The all-new Kia Picanto light car. The first generation was aimed at new drivers, or parents of new drivers who were looking to purchase their child a car. There was one trim level, an automatic transmission and a decent amount of safety kit as standard. The sort of stuff that keeps mum and dad happy.
Kia is offering consumers more choice with the all-new 2018 Kia Picanto range. Motorists can now choose between to trim levels and whether they want to change gears themselves or if they want to leave the cog swapping to the Picanto.
What’s it cost?
The 2018 Kia Picanto is pretty cheap. The range starts at with the Picanto S manual from $14,190 through to the Picanto S automatic which is priced $15,690 plus on roads.
We tested the Kia Picanto S automatic. Kia has been very clever in selecting standard equipment for the Picanto S. It’s cheap, but it’s also clever and it certainly isn’t sparse. Standard equipment includes Autonomous Emergency Braking, reversing camera, rear parking sensors, Apple CarPlay & Android Auto, six airbags, anti-lock brakes – with discs at all four corners, electric windows and air conditioning.
As per all new Kias, the Picanto range is covered by Kia’s seven year/unlimited kilometre warranty.
What’s it go like?
Slow but steady. All models in the 2018 Kia Picanto range are powered by a 1.25 litre four-cylinder engine that develops a meagre 62kW @ 6000rpm and 122Nm @ 4000rpm and is mated to a four-speed automatic that drives the front wheels.
That four-speed auto feels old, and at times it feels like the gearbox just doesn’t know how to extract the best from the engine, which by the way, is more at home in the city rather than on hilly country roads.
Off the line though, the engine is eager and peppy, perfect for around town. Official fuel consumption figures are 5.8 litres per 100 kilometres on the combined cycle.
Handling is perfect for a car that’s a born city slicker. The steering is quick and light without feeling vague and the Picanto just feels nippy. The ride, though, can disintegrate quickly, and can be firm and even choppy at times. But then again, the Picanto S is cheap motoring a luxury cruiser it is not.
What’s it like inside?
In a nutshell? Very cleverly packaged. The front two occupants have ample head, lead and shoulder room and the Picanto feels spacious as opposed to small and tinny. Up the back, you will fit two adults – three very small people at a pinch – up to six feet tall. Legroom is at a premium, but because the front seats are mounted high, rear passengers can easily slide their feet underneath. However, we’d only recommend the backseats for adults for very short journeys.
The seats themselves are a little flat and a little unsupportive. They’re not overly uncomfortable though and they’re fit for purpose and more than adequate for a car that will be predominately used for A to B transport.
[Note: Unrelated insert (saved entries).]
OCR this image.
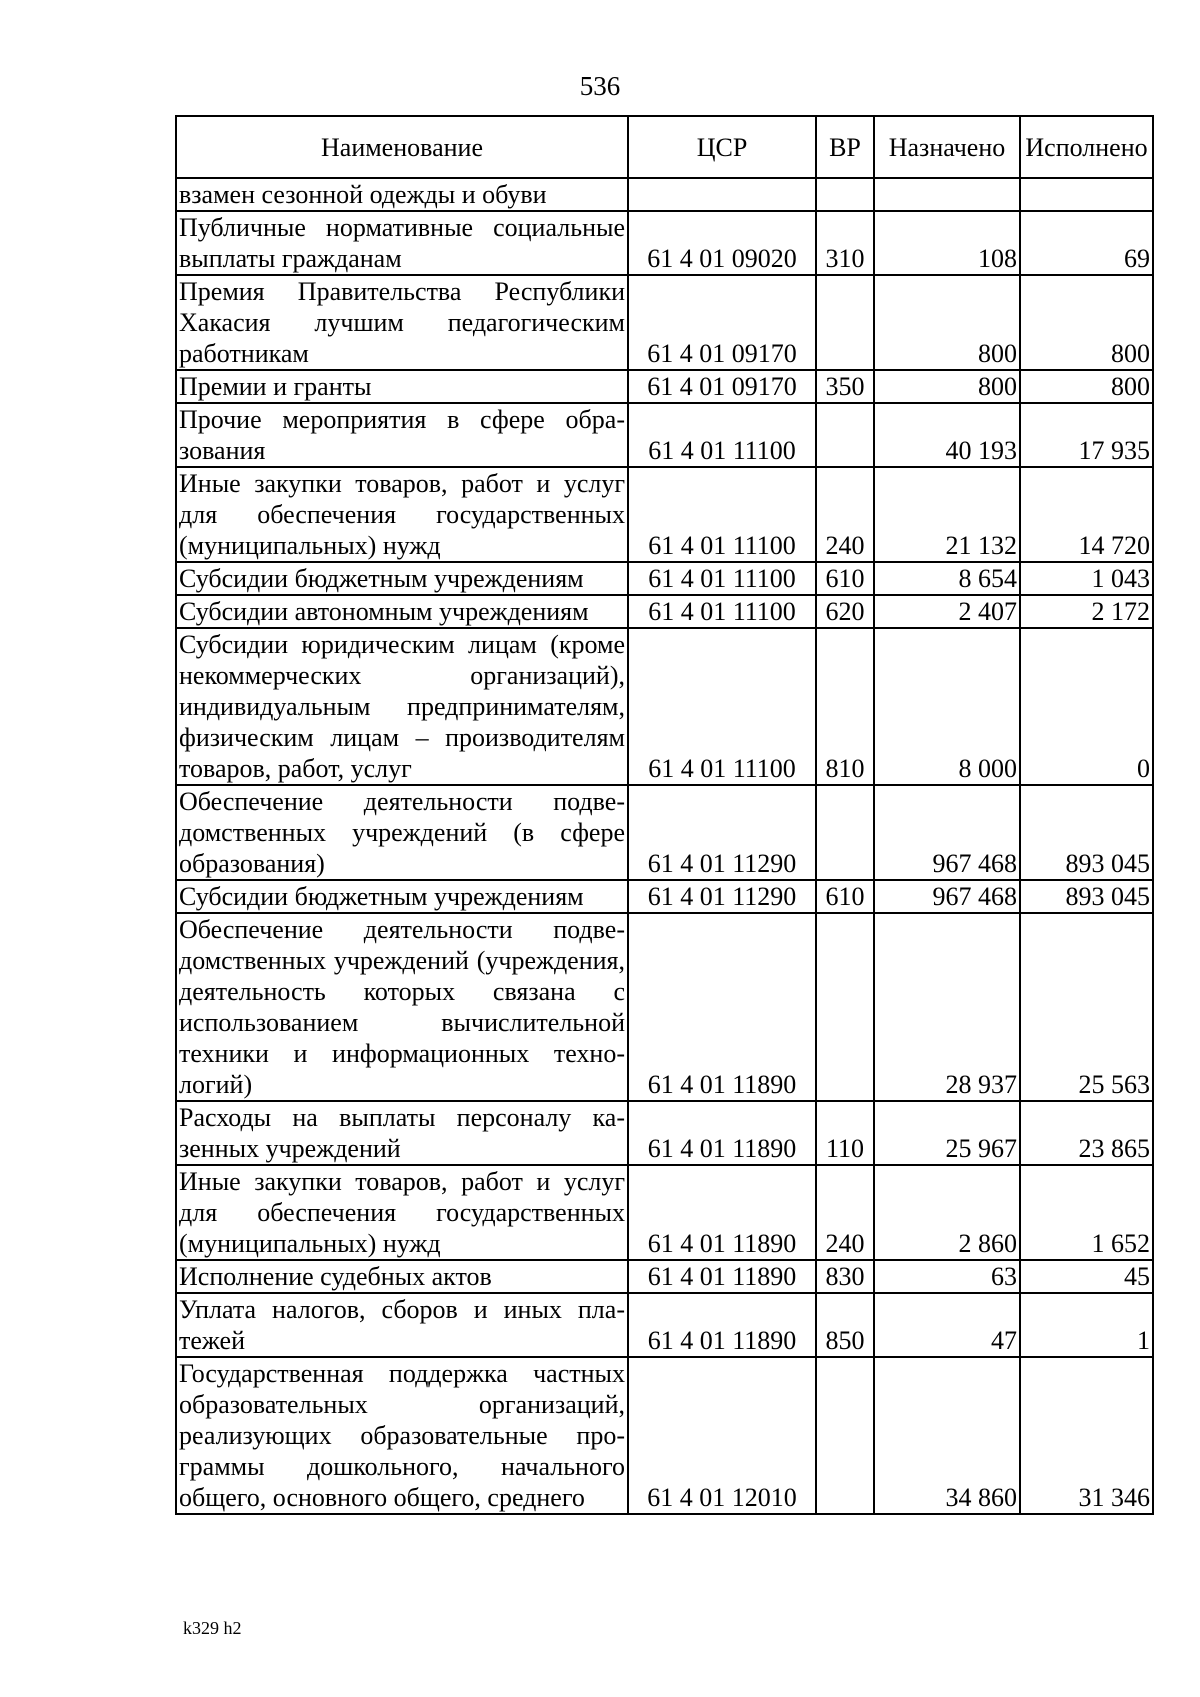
536
Наименование	ЦСР	ВР	Назначено	Исполнено
взамен сезонной одежды и обуви				
Публичные нормативные социальные выплаты гражданам	61 4 01 09020	310	108	69
Премия Правительства Республики Хакасия лучшим педагогическим работникам	61 4 01 09170		800	800
Премии и гранты	61 4 01 09170	350	800	800
Прочие мероприятия в сфере образования	61 4 01 11100		40 193	17 935
Иные закупки товаров, работ и услуг для обеспечения государственных (муниципальных) нужд	61 4 01 11100	240	21 132	14 720
Субсидии бюджетным учреждениям	61 4 01 11100	610	8 654	1 043
Субсидии автономным учреждениям	61 4 01 11100	620	2 407	2 172
Субсидии юридическим лицам (кроме некоммерческих организаций), индивидуальным предпринимателям, физическим лицам – производителям товаров, работ, услуг	61 4 01 11100	810	8 000	0
Обеспечение деятельности подведомственных учреждений (в сфере образования)	61 4 01 11290		967 468	893 045
Субсидии бюджетным учреждениям	61 4 01 11290	610	967 468	893 045
Обеспечение деятельности подведомственных учреждений (учреждения, деятельность которых связана с использованием вычислительной техники и информационных технологий)	61 4 01 11890		28 937	25 563
Расходы на выплаты персоналу казенных учреждений	61 4 01 11890	110	25 967	23 865
Иные закупки товаров, работ и услуг для обеспечения государственных (муниципальных) нужд	61 4 01 11890	240	2 860	1 652
Исполнение судебных актов	61 4 01 11890	830	63	45
Уплата налогов, сборов и иных платежей	61 4 01 11890	850	47	1
Государственная поддержка частных образовательных организаций, реализующих образовательные программы дошкольного, начального общего, основного общего, среднего	61 4 01 12010		34 860	31 346
k329 h2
The interior design is typically Kia. There’s that infotainment screen that juts out the top of the dashboard, sensible ergonomics, VW-style instrument gauges and swathes of dark (hard and cheap) plastic.
That infotainment system is well laid out and easy to use, and reversing camera imagery is nice and clear. The stereo is a little underwhelming, though.
Overall, the Picanto’s cabin is a pleasant place to be, and it’s certainly not a bad way to do budget motoring.
What we like:
- Equipment levels
- Relative value
- Relatively spacious cabin
- Build quality
What we don’t:
- Only has a four star ANCAP rating. This is a sticking point, especially in a car aimed at young and inexperienced drivers
- Engine and transmission can feel dated and underwhelming
- Cheap interior plastics
- Ride can be harsh at times
Sale or no sale?
Yes and no. The Kia Picanto S is great value for money and a decent package overall, but that four-star ANCAP rating is a big letdown.